To be honest, my garden is an embarrassment. Sure, it has been yielding a fair share of crops — a zucchini the size of my thigh, for example, and grape tomatoes that are so sweet when you bite into them that they almost taste like candy — but the edges are overgrown with weeds, my corn stalks are pathetically thin, and my pepper plants have been eaten by pests of some sort or another. It was clear to me, and to my friend, that I don’t have the time to maintain a garden.
This is where the already and the not yet come into things. I already have a garden, but I’m not yet ready to take care of it properly. And it isn’t just the garden: as a general rule, I have an already/not yet understanding of most of my life.
Off the top of my head: I want to be the type of person who gardens.
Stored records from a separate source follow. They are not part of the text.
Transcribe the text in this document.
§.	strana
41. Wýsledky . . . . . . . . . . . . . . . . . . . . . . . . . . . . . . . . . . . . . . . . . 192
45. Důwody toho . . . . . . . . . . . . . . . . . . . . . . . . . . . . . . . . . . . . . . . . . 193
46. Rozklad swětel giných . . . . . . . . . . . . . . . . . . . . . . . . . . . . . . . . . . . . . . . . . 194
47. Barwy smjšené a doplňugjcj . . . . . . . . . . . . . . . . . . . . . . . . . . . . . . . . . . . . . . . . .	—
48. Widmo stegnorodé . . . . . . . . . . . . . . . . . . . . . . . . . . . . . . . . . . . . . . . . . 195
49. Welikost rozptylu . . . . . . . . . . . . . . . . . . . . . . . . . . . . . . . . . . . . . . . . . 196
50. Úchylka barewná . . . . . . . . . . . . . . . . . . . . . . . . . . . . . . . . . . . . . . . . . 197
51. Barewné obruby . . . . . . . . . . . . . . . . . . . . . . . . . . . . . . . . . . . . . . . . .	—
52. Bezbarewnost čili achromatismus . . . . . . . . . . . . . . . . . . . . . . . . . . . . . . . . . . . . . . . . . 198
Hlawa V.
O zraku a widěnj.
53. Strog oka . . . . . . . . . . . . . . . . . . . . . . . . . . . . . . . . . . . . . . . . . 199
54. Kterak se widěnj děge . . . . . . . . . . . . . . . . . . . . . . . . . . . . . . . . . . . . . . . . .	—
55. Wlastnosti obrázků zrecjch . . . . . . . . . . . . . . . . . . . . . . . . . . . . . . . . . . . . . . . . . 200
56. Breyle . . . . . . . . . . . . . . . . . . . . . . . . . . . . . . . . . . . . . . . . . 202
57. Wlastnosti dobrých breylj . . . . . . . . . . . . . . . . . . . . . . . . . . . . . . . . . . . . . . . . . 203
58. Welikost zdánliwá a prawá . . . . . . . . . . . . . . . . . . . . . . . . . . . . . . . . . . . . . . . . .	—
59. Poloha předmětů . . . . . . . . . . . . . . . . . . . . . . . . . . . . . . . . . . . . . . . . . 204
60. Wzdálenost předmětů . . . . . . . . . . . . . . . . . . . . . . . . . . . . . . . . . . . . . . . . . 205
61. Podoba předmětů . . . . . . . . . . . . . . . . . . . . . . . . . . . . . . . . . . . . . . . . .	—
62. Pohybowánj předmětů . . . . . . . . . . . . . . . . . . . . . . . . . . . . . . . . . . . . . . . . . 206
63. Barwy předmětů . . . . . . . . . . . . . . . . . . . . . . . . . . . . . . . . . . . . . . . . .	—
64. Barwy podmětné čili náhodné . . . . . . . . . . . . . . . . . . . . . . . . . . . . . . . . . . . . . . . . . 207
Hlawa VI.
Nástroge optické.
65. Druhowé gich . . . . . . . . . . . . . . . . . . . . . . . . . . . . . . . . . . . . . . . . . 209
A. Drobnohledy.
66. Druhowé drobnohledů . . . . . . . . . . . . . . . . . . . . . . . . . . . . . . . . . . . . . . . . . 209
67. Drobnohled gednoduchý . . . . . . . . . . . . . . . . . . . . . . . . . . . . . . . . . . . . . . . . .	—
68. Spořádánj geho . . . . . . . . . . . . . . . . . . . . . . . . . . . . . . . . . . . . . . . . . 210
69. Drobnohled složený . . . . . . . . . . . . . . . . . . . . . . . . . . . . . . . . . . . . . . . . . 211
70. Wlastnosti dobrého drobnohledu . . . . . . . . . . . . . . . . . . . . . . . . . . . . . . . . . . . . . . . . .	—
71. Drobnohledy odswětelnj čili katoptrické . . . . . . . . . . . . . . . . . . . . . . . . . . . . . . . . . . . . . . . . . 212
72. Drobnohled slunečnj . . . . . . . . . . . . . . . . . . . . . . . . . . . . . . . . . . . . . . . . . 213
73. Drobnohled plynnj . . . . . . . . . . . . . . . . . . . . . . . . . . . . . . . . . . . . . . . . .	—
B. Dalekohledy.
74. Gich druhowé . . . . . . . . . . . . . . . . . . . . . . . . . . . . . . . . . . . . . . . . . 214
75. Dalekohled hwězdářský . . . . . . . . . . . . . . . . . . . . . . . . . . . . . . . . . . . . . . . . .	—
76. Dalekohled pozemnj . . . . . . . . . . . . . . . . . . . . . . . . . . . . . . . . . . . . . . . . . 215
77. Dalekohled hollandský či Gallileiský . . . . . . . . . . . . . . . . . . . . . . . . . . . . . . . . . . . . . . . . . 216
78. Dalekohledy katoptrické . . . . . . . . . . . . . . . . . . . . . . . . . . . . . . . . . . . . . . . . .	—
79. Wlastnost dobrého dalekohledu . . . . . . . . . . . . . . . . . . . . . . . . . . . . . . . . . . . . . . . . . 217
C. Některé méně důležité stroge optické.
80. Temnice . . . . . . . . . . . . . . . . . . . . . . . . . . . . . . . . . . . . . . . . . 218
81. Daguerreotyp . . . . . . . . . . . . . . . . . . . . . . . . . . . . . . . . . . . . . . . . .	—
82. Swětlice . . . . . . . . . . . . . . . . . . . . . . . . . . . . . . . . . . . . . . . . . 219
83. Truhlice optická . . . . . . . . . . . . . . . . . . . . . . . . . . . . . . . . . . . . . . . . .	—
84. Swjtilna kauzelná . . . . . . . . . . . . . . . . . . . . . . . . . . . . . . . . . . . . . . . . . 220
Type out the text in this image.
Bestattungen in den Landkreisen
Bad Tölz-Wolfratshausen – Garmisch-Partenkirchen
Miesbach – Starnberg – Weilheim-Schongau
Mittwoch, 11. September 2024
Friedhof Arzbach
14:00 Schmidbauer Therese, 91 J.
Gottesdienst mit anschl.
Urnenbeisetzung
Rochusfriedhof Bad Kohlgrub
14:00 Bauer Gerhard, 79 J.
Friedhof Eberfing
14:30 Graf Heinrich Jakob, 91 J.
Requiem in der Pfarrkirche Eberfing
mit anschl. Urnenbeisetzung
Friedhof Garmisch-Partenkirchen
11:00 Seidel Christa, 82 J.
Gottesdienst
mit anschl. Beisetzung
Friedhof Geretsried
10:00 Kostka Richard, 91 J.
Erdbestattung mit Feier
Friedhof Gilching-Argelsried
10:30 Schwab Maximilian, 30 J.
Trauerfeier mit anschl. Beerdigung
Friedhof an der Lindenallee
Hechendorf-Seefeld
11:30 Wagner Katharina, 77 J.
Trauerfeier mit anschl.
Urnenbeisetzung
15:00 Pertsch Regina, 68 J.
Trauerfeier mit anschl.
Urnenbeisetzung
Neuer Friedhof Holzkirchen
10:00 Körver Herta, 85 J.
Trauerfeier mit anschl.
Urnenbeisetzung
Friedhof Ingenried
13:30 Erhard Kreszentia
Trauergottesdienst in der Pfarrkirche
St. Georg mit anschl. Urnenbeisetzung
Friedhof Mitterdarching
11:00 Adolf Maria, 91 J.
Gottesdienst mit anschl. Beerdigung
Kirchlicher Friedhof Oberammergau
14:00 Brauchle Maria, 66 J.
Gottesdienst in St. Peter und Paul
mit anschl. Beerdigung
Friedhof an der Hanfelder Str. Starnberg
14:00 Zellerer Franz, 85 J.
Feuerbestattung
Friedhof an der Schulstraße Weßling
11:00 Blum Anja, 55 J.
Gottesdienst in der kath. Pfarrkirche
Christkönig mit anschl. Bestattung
I want to be more responsible with my money. I want to spend more quality time with Becca and Jack. I want to eat local foods, slow down, and take the time to enjoy things. I want to read Lord of the Rings all the way through, just once.
Instead, my garden is a joke, I buy things I don’t need, I spend more evenings working than I do with my family, I eat junk food, speed up, rush through life, and have trouble getting to the end of a pamphlet, much less Tolkien’s tome.
And those are just the superficial things — I didn’t even mention the deeper personal and spiritual things, the ones that really matter.
As far as I can figure, there’s only one thing to do: take hope in the already while working toward the not yet. It’s easy to despair when I take stock of my life (which sometimes seem to be as weedy as my garden) but that won’t get me anywhere. Instead, I need to get my hands dirty and do the slow, steady work of cultivating my life into the life I want it to be.
It’s a pity I’m not yet the type of person who does that.